You begin operating from the standpoint of being in the world, and the world being in you. Like the sculptor Erik Lemke would say, “my hands are suddenly taken over by a natural order and would know what to adjust, as if I was pulled by something more than my own doings.”
When you attend to another human with such willingness and simply listening from them, you become a powerful sounding board to track with what they say. They can see themselves through you in profound way. You may find that as you open yourself and become vulnerable without all the answers, you find a strong sense of connection to the person you’re with. They sense the tenderness in you, the kindness, and generosity that helps them seek a relationship with you. By letting your guard down, and being reachable, so are they.
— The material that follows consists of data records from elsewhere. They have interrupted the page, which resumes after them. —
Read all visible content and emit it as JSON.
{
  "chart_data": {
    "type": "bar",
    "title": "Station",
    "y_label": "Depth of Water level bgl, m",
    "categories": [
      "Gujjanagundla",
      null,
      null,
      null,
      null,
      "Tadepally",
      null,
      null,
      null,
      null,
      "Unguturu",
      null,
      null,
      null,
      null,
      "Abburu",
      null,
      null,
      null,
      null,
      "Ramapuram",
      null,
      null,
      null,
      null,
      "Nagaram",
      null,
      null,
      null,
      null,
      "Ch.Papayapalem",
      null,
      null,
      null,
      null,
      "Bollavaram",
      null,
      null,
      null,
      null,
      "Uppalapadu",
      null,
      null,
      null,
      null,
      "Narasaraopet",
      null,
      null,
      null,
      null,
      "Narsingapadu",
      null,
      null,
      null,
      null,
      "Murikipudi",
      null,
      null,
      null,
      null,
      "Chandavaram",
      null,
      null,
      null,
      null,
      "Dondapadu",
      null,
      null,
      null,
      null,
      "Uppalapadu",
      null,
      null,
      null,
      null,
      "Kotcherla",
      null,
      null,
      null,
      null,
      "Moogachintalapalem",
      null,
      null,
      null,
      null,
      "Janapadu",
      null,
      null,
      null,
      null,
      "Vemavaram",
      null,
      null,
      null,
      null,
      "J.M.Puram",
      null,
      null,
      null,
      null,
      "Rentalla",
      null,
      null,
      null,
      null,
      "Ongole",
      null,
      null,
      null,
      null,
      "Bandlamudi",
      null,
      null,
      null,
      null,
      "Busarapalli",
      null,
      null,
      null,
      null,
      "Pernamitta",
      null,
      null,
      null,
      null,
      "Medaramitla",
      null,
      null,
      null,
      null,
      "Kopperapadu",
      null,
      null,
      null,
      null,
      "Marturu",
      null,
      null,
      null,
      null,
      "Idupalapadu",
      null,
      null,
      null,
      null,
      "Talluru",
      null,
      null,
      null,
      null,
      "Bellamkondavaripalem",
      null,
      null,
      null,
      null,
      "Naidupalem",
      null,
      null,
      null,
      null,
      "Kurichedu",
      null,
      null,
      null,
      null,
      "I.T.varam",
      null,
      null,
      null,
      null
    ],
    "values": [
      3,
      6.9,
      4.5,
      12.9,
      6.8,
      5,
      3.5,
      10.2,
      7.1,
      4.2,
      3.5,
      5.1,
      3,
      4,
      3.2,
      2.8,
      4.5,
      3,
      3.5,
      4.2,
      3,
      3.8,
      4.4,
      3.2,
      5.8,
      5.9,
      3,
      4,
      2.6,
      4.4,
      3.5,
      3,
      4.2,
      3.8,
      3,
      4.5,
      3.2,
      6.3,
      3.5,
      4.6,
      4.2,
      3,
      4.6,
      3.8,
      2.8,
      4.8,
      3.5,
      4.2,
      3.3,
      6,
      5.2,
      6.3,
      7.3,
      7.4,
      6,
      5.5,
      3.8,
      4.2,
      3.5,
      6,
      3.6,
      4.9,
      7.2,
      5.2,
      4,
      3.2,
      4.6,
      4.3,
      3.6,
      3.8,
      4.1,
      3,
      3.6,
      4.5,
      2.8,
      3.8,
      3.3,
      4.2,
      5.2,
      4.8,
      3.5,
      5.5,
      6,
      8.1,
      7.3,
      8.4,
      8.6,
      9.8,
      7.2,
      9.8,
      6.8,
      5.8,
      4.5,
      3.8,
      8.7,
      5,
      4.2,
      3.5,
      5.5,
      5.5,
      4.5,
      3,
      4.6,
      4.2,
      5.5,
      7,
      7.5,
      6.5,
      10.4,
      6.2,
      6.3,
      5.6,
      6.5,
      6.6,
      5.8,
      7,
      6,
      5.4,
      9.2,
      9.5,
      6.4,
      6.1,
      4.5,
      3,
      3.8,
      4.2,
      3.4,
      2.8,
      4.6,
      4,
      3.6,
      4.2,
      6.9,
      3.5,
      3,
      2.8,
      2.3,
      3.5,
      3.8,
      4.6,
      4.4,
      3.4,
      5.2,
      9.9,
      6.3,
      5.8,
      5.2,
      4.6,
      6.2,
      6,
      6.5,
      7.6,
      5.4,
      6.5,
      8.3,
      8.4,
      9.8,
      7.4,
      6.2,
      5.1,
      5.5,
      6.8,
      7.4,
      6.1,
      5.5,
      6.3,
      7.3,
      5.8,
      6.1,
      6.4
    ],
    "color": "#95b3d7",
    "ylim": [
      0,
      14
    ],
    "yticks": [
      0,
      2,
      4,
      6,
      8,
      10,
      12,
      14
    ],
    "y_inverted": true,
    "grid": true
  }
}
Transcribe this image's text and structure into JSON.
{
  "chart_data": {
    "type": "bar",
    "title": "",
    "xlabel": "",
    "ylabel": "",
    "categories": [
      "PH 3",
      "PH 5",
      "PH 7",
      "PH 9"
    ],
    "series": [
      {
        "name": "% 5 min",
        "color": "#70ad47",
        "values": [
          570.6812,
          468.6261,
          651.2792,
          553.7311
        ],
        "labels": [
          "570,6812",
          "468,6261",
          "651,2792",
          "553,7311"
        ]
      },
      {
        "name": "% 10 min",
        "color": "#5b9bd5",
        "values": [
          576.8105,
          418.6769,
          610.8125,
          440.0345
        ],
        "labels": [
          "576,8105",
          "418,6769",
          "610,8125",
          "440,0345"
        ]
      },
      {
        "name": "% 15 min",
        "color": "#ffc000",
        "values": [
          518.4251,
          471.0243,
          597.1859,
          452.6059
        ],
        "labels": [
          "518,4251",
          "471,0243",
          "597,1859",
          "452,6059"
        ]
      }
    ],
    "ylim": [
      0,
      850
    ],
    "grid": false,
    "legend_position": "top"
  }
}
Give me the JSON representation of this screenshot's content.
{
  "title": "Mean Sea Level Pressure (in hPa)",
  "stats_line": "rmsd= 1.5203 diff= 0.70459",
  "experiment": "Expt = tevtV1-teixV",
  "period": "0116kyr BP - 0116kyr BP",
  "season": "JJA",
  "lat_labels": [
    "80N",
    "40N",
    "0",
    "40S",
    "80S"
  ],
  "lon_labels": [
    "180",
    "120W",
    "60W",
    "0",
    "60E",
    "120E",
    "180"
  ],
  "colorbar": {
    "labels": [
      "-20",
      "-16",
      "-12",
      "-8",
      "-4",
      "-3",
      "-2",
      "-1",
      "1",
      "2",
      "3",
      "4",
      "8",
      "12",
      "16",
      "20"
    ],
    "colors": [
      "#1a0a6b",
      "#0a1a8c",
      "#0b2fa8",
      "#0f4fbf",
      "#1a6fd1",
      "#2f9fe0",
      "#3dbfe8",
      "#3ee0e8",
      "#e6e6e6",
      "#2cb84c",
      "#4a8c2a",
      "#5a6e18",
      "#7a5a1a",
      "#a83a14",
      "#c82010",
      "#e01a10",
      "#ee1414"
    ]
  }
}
This means being respectful of other people’s time, and keeping your agreements. Be polite and say thank you, and finish what they count on you for. When you do this, it compliments them so highly. In fact they’ll open any doors for you, because they can depend on you and you’ve gone beyond what a normal person would do.
And never underestimate the power and reach of a small act of kindness. That smile you gave to someone crossing the road could be the resurrection to a hidden suicidal person whose just given himself a second chance at life because he looked into you and woke up. If each person is a carrier of a sacred project, honor people for the vast treasure-chest of something so pregnant in them; they’re bringing something to the world that no one else can. You’re like a mid-wife in this aspect to others’ personal gifts. When you see this in them, you’ll outgrown all your shame and come to see your own gifts too, shining outward in the fullness of your potential.
PU #5: Throw out best practices, do it your way
Best practices are at best, a myth. Many entrepreneurs in our coaching program the VIP Coach are seeking answers and looking for the “best methods.” They argue they want short cuts, “don’t reinvent the wheel.” But what they don’t realize is the practices they seek are from the past. These served someone else’s goals, not theirs. This is why so often best practices fail by falling short. What people really want is deep involvement, and having a sense of what matters helps engage you in this profound way with the life that’s here.
We seek answers because we don’t trust our own. Rather than enjoy the journey, and experiment, we get locked into a series of shortcuts, seeking to lower failure. Figuring it out is true innovation. It involves rethinking things, throwing out the past, re-circuiting around existing constraints, acting instantly and working through the learning process of causing some thing desired to exist.
Geniuses are not copycats. They come by their work in an authentic way. They develop their own tempo and unique style as a function of how they create. Every creation whether it be a relationship, art, or any subject matter they seek is its own universe, from which they take specific actions, and they live within it after it’s created.